Je weiter die Besucher in den Themenbereich vordringen, umso näher rücken sie an die Stadt heran: das Raster wird größer, die Fragen konkreter. Beispielsweise geht es um Fragen der Infrastruktur: Wie kann eine Millionenstadt mit ausreichend Strom und Wasser versorgt werden? Schließlich äußern sich die Stadtbewohner selbst zum Thema Co-Existence. Der dunkel gehaltene Raum „Space and Society“ bietet Interviews auf runden Displays. Sie sind verbunden durch weiße, im Raum verschränkte Linien – ein Symbol für die explosionsartige und durchaus experimentelle Entwicklung der Stadt.

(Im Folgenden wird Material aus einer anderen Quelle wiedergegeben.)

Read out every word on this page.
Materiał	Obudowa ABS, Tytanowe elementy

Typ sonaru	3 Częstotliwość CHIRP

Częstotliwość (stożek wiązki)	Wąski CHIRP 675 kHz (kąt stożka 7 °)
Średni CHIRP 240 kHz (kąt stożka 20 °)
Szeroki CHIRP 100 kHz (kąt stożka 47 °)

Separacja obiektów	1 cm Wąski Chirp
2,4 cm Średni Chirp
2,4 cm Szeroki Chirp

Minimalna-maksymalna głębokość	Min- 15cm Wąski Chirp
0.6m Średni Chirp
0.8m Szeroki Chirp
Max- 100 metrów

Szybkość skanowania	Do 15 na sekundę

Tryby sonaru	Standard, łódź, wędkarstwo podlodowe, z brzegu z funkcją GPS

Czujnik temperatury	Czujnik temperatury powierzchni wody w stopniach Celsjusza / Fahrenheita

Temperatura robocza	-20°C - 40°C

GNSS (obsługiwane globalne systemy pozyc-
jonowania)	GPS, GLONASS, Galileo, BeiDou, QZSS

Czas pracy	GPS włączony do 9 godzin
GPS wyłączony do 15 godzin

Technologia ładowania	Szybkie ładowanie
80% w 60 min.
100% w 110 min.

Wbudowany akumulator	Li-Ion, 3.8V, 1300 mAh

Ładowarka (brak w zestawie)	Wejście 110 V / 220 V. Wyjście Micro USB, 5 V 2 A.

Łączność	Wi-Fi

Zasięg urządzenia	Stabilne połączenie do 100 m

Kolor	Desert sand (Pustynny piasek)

Auch im zweiten Themenbereich nähern sich die Museumsbesucher der Stadt Shenzhen Schritt für Schritt an. Unter dem Aspekt „City Co-Construction” geht es um die konkrete Stadtplanung. Die Ausstellung stellt den Masterplan Shenzhens aus dem Jahr 1979 vor und stellt diesen in Bezug zum heutigen Erscheinungsbild der Stadt. In den Boden eingelassene Monitore erwecken den Eindruck, Shenzhen aus der Vogelperspektive zu betrachten. Sie sind in vier Reihen à sieben Bildschirme angeordnet und zeigen einzelne Aspekte der Planphasen 1986, 1996–2010, 2010–2020 und 2017–2035, beispielweise Anzahl und Verortung öffentlicher Grünflächen. Namhafte Stadtplaner teilen ihre Gedanken zum Masterplan mit den Museumsbesuchern. Ihre Video-Statements sind auf Stelen zu sehen.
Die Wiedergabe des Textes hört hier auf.